What performance impact does EventSentry have on a monitored computer (e.g. CPU, memory, etc.)?

Article ID: 47
Category: General
Updated: 2022-06-09

Generally speaking EventSentry does not have a significant performance impact on a computer. EventSentry was developed in C++ with the goal of being invisible in mind, and we are happy to say that we have accomplished this goal. As such, one should never even notice that the agent is running and monitoring the event logs and the computer.

The EventSentry agent uses between 15-35Mb of RAM (depending on features used) and approximately 1% of CPU time when monitoring a system, the used diskspace is approximately 2Mb, whereas the debug log files (which can be disabled) use up to a maximum of 50Mb. The agent will be almost completely idle when there is little activity in the event logs.

How much resources the EventSentry agent really needs depends on the following:

*) Event Log Activity: If you are monitoring the security event log on a busy domain controller (logging tens of thousand event log records every day), and then log all this information to a database, then the CPU impact might be slightly higher since the agent will be constantly writing to the database. The CPU usage will then also depend on the ODBC driver used.

*) Activated Features: The more features you have activated (e.g. Process Tracking), the more resources the agent will use. Due to its modular and threaded design, the EventSentry agent will free resources when they are not being monitored. For example, if you are not performing process tracking and performance monitoring, then the EventSentry agent will use fewer resources.

*) Number of Filters: The more filters you have configured, the more processing will be required when event log records are being analyzed.

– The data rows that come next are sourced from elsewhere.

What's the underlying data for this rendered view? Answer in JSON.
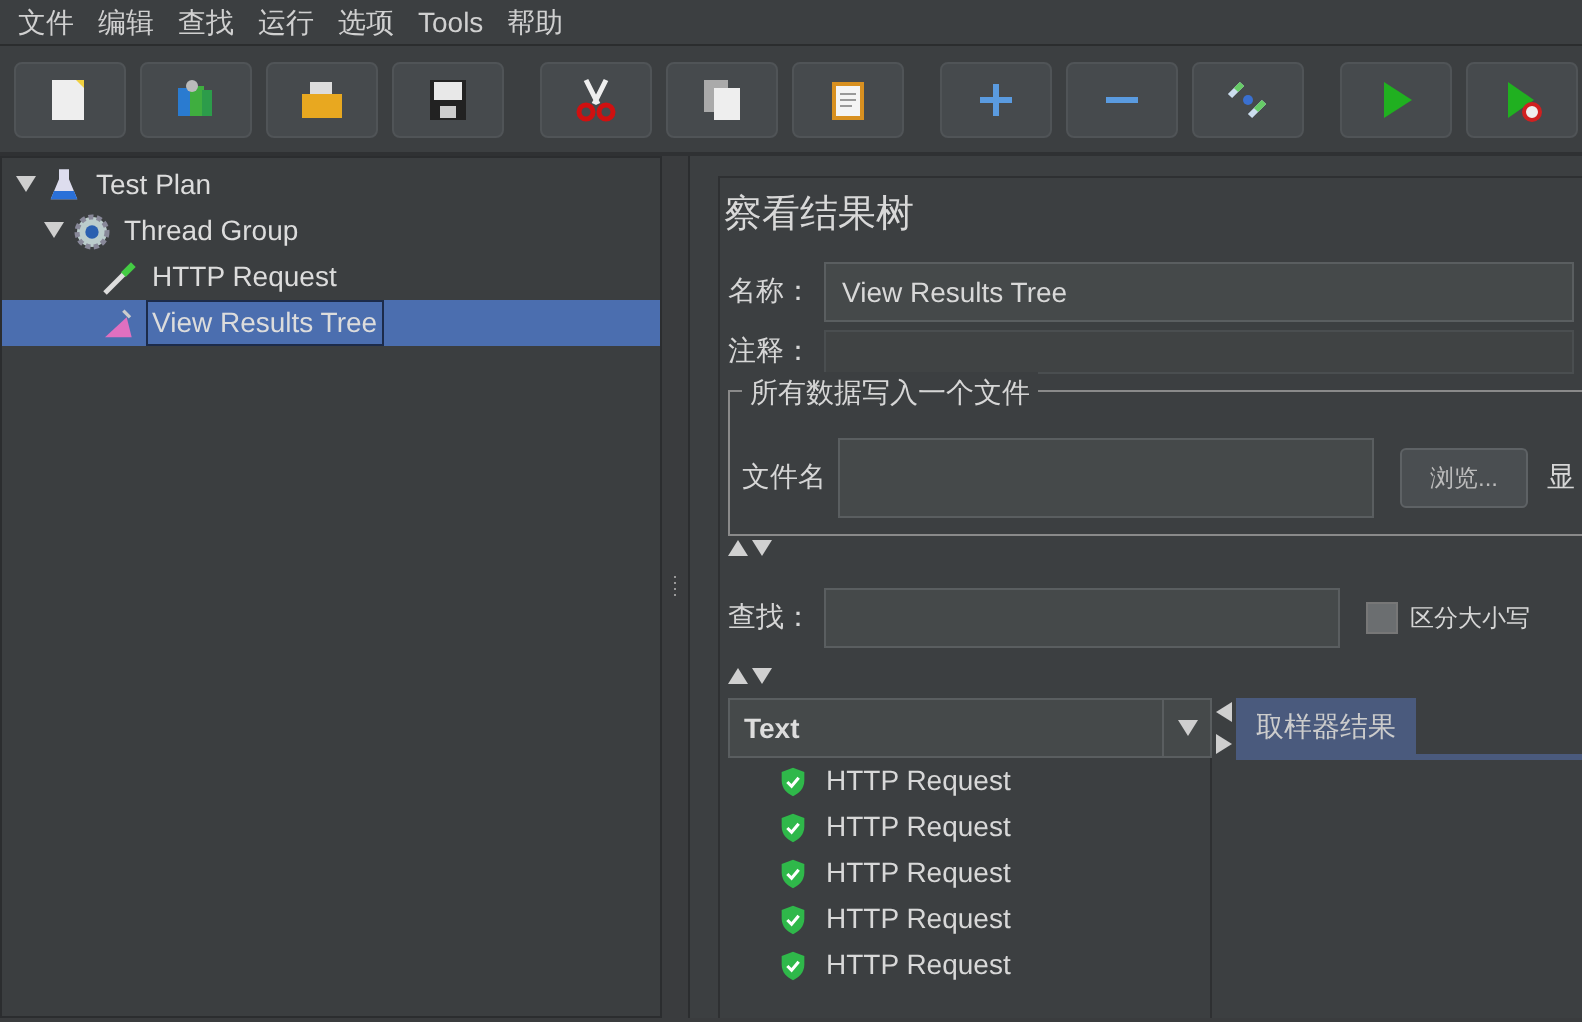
{
  "menu": [
    "文件",
    "编辑",
    "查找",
    "运行",
    "选项",
    "Tools",
    "帮助"
  ],
  "toolbar": [
    {
      "buttons": [
        {
          "kind": "new"
        },
        {
          "kind": "templates"
        },
        {
          "kind": "open"
        },
        {
          "kind": "save"
        }
      ]
    },
    {
      "buttons": [
        {
          "kind": "cut"
        },
        {
          "kind": "copy"
        },
        {
          "kind": "paste"
        }
      ]
    },
    {
      "buttons": [
        {
          "kind": "expand"
        },
        {
          "kind": "collapse"
        },
        {
          "kind": "toggle"
        }
      ]
    },
    {
      "buttons": [
        {
          "kind": "start"
        },
        {
          "kind": "start-no-pause"
        }
      ]
    }
  ],
  "tree": [
    {
      "label": "Test Plan",
      "kind": "plan",
      "expanded": true,
      "selected": false,
      "children": [
        {
          "label": "Thread Group",
          "kind": "threads",
          "expanded": true,
          "selected": false,
          "children": [
            {
              "label": "HTTP Request",
              "kind": "sampler",
              "selected": false
            },
            {
              "label": "View Results Tree",
              "kind": "listener",
              "selected": true
            }
          ]
        }
      ]
    }
  ],
  "panel": {
    "title": "察看结果树",
    "name_label": "名称：",
    "name_value": "View Results Tree",
    "comment_label": "注释：",
    "file_group": {
      "legend": "所有数据写入一个文件",
      "file_label": "文件名",
      "browse_button": "浏览...",
      "cut_label": "显"
    },
    "search": {
      "label": "查找：",
      "case_label": "区分大小写",
      "case_checked": false
    },
    "renderer": {
      "value": "Text"
    },
    "results": [
      {
        "label": "HTTP Request",
        "success": true
      },
      {
        "label": "HTTP Request",
        "success": true
      },
      {
        "label": "HTTP Request",
        "success": true
      },
      {
        "label": "HTTP Request",
        "success": true
      },
      {
        "label": "HTTP Request",
        "success": true
      }
    ],
    "tabs": [
      {
        "label": "取样器结果",
        "selected": true
      }
    ]
  }
}
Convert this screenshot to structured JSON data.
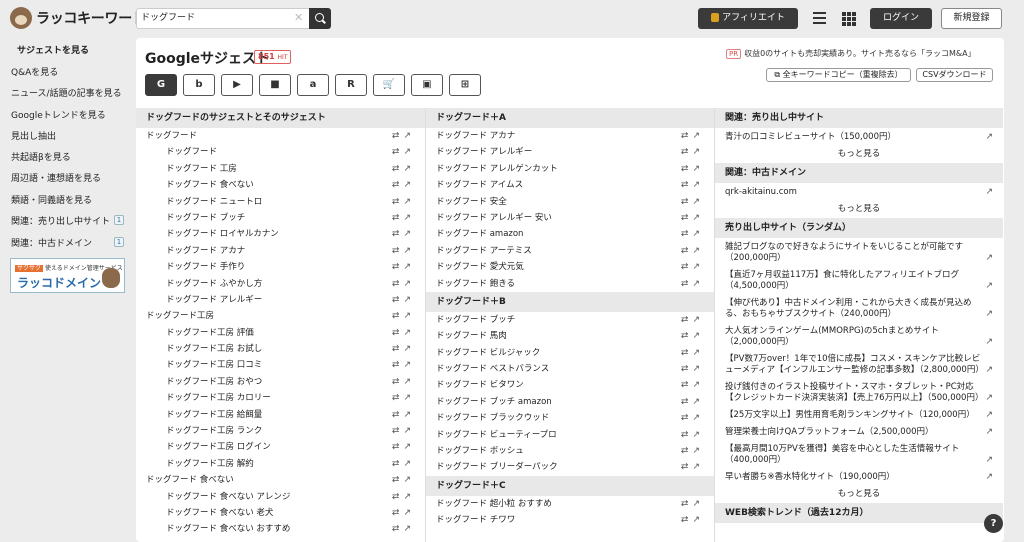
{
  "header": {
    "logo": "ラッコキーワード",
    "search_value": "ドッグフード",
    "affiliate": "アフィリエイト",
    "login": "ログイン",
    "signup": "新規登録"
  },
  "sidebar": {
    "items": [
      {
        "label": "サジェストを見る"
      },
      {
        "label": "Q&Aを見る"
      },
      {
        "label": "ニュース/話題の記事を見る"
      },
      {
        "label": "Googleトレンドを見る"
      },
      {
        "label": "見出し抽出"
      },
      {
        "label": "共起語βを見る"
      },
      {
        "label": "周辺語・連想語を見る"
      },
      {
        "label": "類語・同義語を見る"
      },
      {
        "label": "関連：売り出し中サイト",
        "badge": "1"
      },
      {
        "label": "関連：中古ドメイン",
        "badge": "1"
      }
    ],
    "banner_top": "サクサク",
    "banner_sub": "使えるドメイン管理サービス",
    "banner_main": "ラッコドメイン"
  },
  "main": {
    "title": "Googleサジェスト",
    "hits": "851",
    "hits_unit": "HIT",
    "pr_tag": "PR",
    "pr_text": "収益0のサイトも売却実績あり。サイト売るなら「ラッコM&A」",
    "copy_btn": "全キーワードコピー（重複除去）",
    "csv_btn": "CSVダウンロード",
    "engines": [
      "G",
      "b",
      "▶",
      "■",
      "a",
      "R",
      "🛒",
      "▣",
      "⊞"
    ]
  },
  "col1": {
    "header": "ドッグフードのサジェストとそのサジェスト",
    "rows": [
      {
        "t": "ドッグフード",
        "top": true
      },
      {
        "t": "ドッグフード"
      },
      {
        "t": "ドッグフード 工房"
      },
      {
        "t": "ドッグフード 食べない"
      },
      {
        "t": "ドッグフード ニュートロ"
      },
      {
        "t": "ドッグフード ブッチ"
      },
      {
        "t": "ドッグフード ロイヤルカナン"
      },
      {
        "t": "ドッグフード アカナ"
      },
      {
        "t": "ドッグフード 手作り"
      },
      {
        "t": "ドッグフード ふやかし方"
      },
      {
        "t": "ドッグフード アレルギー"
      },
      {
        "t": "ドッグフード工房",
        "top": true
      },
      {
        "t": "ドッグフード工房 評価"
      },
      {
        "t": "ドッグフード工房 お試し"
      },
      {
        "t": "ドッグフード工房 口コミ"
      },
      {
        "t": "ドッグフード工房 おやつ"
      },
      {
        "t": "ドッグフード工房 カロリー"
      },
      {
        "t": "ドッグフード工房 給餌量"
      },
      {
        "t": "ドッグフード工房 ランク"
      },
      {
        "t": "ドッグフード工房 ログイン"
      },
      {
        "t": "ドッグフード工房 解約"
      },
      {
        "t": "ドッグフード 食べない",
        "top": true
      },
      {
        "t": "ドッグフード 食べない アレンジ"
      },
      {
        "t": "ドッグフード 食べない 老犬"
      },
      {
        "t": "ドッグフード 食べない おすすめ"
      }
    ]
  },
  "col2": {
    "groups": [
      {
        "header": "ドッグフード＋A",
        "rows": [
          "ドッグフード アカナ",
          "ドッグフード アレルギー",
          "ドッグフード アレルゲンカット",
          "ドッグフード アイムス",
          "ドッグフード 安全",
          "ドッグフード アレルギー 安い",
          "ドッグフード amazon",
          "ドッグフード アーテミス",
          "ドッグフード 愛犬元気",
          "ドッグフード 飽きる"
        ]
      },
      {
        "header": "ドッグフード＋B",
        "rows": [
          "ドッグフード ブッチ",
          "ドッグフード 馬肉",
          "ドッグフード ビルジャック",
          "ドッグフード ベストバランス",
          "ドッグフード ビタワン",
          "ドッグフード ブッチ amazon",
          "ドッグフード ブラックウッド",
          "ドッグフード ビューティープロ",
          "ドッグフード ボッシュ",
          "ドッグフード ブリーダーパック"
        ]
      },
      {
        "header": "ドッグフード＋C",
        "rows": [
          "ドッグフード 超小粒 おすすめ",
          "ドッグフード チワワ"
        ]
      }
    ]
  },
  "col3": {
    "s1": {
      "header": "関連：売り出し中サイト",
      "items": [
        "青汁の口コミレビューサイト（150,000円）"
      ],
      "more": "もっと見る"
    },
    "s2": {
      "header": "関連：中古ドメイン",
      "items": [
        "qrk-akitainu.com"
      ],
      "more": "もっと見る"
    },
    "s3": {
      "header": "売り出し中サイト（ランダム）",
      "items": [
        "雑記ブログなので好きなようにサイトをいじることが可能です（200,000円）",
        "【直近7ヶ月収益117万】食に特化したアフィリエイトブログ（4,500,000円）",
        "【伸び代あり】中古ドメイン利用・これから大きく成長が見込める、おもちゃサブスクサイト（240,000円）",
        "大人気オンラインゲーム(MMORPG)の5chまとめサイト（2,000,000円）",
        "【PV数7万over！1年で10倍に成長】コスメ・スキンケア比較レビューメディア【インフルエンサー監修の記事多数】（2,800,000円）",
        "投げ銭付きのイラスト投稿サイト・スマホ・タブレット・PC対応【クレジットカード決済実装済】【売上76万円以上】（500,000円）",
        "【25万文字以上】男性用育毛剤ランキングサイト（120,000円）",
        "管理栄養士向けQAプラットフォーム（2,500,000円）",
        "【最高月間10万PVを獲得】美容を中心とした生活情報サイト（400,000円）",
        "早い者勝ち※香水特化サイト（190,000円）"
      ],
      "more": "もっと見る"
    },
    "s4": {
      "header": "WEB検索トレンド（過去12カ月）"
    }
  },
  "help": "?"
}
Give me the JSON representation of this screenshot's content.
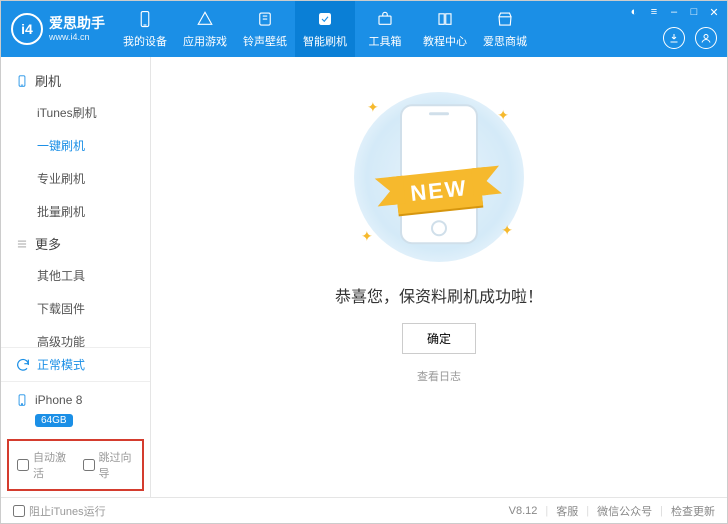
{
  "logo": {
    "mark": "i4",
    "title": "爱思助手",
    "url": "www.i4.cn"
  },
  "tabs": [
    {
      "key": "devices",
      "label": "我的设备"
    },
    {
      "key": "apps",
      "label": "应用游戏"
    },
    {
      "key": "ringtones",
      "label": "铃声壁纸"
    },
    {
      "key": "flash",
      "label": "智能刷机",
      "active": true
    },
    {
      "key": "toolbox",
      "label": "工具箱"
    },
    {
      "key": "tutorial",
      "label": "教程中心"
    },
    {
      "key": "mall",
      "label": "爱思商城"
    }
  ],
  "sidebar": {
    "group1": {
      "title": "刷机",
      "items": [
        {
          "label": "iTunes刷机"
        },
        {
          "label": "一键刷机",
          "active": true
        },
        {
          "label": "专业刷机"
        },
        {
          "label": "批量刷机"
        }
      ]
    },
    "group2": {
      "title": "更多",
      "items": [
        {
          "label": "其他工具"
        },
        {
          "label": "下载固件"
        },
        {
          "label": "高级功能"
        }
      ]
    },
    "mode": "正常模式",
    "device": {
      "name": "iPhone 8",
      "storage": "64GB"
    },
    "checks": {
      "auto_activate": "自动激活",
      "skip_guide": "跳过向导"
    }
  },
  "main": {
    "ribbon": "NEW",
    "message": "恭喜您，保资料刷机成功啦！",
    "confirm": "确定",
    "view_log": "查看日志"
  },
  "footer": {
    "block_itunes": "阻止iTunes运行",
    "version": "V8.12",
    "support": "客服",
    "wechat": "微信公众号",
    "update": "检查更新"
  }
}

While it is not a problem to have a large amount of filters (e.g. 300), it will naturally use more resources to parse 300 filters compared to parsing 15 filters. In practice however this has not shown to have a noticable performance impact.

*) Environment Monitoring: Activating this feature by using an external temperature sensor will increase the CPU usage by about 1-2% since the EventSentry agent will have to poll the sensor through the serial port several times per minute.

Conclusion: Overall, in 95% of all installations, you will not even notice that the EventSentry agent is installed and will not negatively affecting system performance.